Dreams Deferred, Dreams Denied
What if the universe doesn’t even have an arc to bend?
It will one day seem stunning that the right tried to turn Barack Obama into some sort of Stalin when he was in almost every sense — refusing to help labor unions improve their ability to organize, granting the insurance industry unprecedented federal gifts, allowing banks to remain as private institutions when there was a compelling case to nationalize them and bailing out Wall Street to such an extent that Republicans were able to profit from the resulting discontent — corporate capitalism’s greatest handmaiden during its darkest hour. Will the next Democratic president be so conciliatory to a system that will take everything offered and then actively campaign against its savior? Hahaha, there’s never going to be a Democratic president again, and even if one somehow slips through that person will be the same sort of conciliatory centrist who continues the cycle where the Republicans burn everything to the ground and the Democrats expend all their capital trying merely to restore things to the previous poor position the country was in.
But can democracy even work in a capitalist society, particularly one with deep racial divisions?

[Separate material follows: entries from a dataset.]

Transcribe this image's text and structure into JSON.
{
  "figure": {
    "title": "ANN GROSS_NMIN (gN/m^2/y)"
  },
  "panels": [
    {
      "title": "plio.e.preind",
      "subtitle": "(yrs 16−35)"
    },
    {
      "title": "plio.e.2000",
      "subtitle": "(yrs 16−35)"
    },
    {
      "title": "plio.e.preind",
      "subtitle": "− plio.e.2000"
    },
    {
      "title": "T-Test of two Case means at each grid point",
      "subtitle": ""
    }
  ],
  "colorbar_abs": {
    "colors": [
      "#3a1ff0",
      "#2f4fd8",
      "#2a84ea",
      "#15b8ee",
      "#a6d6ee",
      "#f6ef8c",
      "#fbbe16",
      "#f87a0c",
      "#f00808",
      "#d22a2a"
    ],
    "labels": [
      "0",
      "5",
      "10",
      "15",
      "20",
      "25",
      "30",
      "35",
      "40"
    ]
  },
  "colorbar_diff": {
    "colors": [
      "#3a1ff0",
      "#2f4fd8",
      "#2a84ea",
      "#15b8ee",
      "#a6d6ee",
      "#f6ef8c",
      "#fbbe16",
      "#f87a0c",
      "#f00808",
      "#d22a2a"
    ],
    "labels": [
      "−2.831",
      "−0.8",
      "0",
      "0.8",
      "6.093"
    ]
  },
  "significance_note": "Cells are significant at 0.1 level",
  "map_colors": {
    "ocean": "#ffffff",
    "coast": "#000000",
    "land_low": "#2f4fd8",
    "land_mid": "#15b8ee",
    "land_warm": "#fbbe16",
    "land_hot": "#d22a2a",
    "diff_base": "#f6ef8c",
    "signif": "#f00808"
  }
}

We are finding out that racism is not simply a product of ignorance, prejudice or arrogance; it endures, despite all our cautionary tales and resolves of “never again”, because its promise of social solidarity serves to assuage human fears and nurture hopes for the future…. Bill Clinton surpassed Nixon, Reagan and the Bushes in condemning African Americans to mass incarceration and poverty while deregulating financial markets for the benefit of his patrons on Wall Street. The rhetoric and actions of Trump’s cabinet, the wealthiest and most fanatical yet, will no doubt clarify further the inhuman practices that drive a politics and economy ostensibly devoted to human freedom. Those who oppose them should welcome this clarity. It has taken too long for the ellipses, omissions and subterfuges in the American — and now universal — promise of liberty to be widely noticed.
That’s Pankaj Mishra, whose forthcoming Age of Anger is on almost everyone’s must-read list for 2017. He is perhaps more optimistic about the benefits of clarity — there is a compelling counterargument to be made that most people will simply stare at their phones while the bad things happen in the background — than the situation merits, but it’s provocative reading, in the best sense of that word.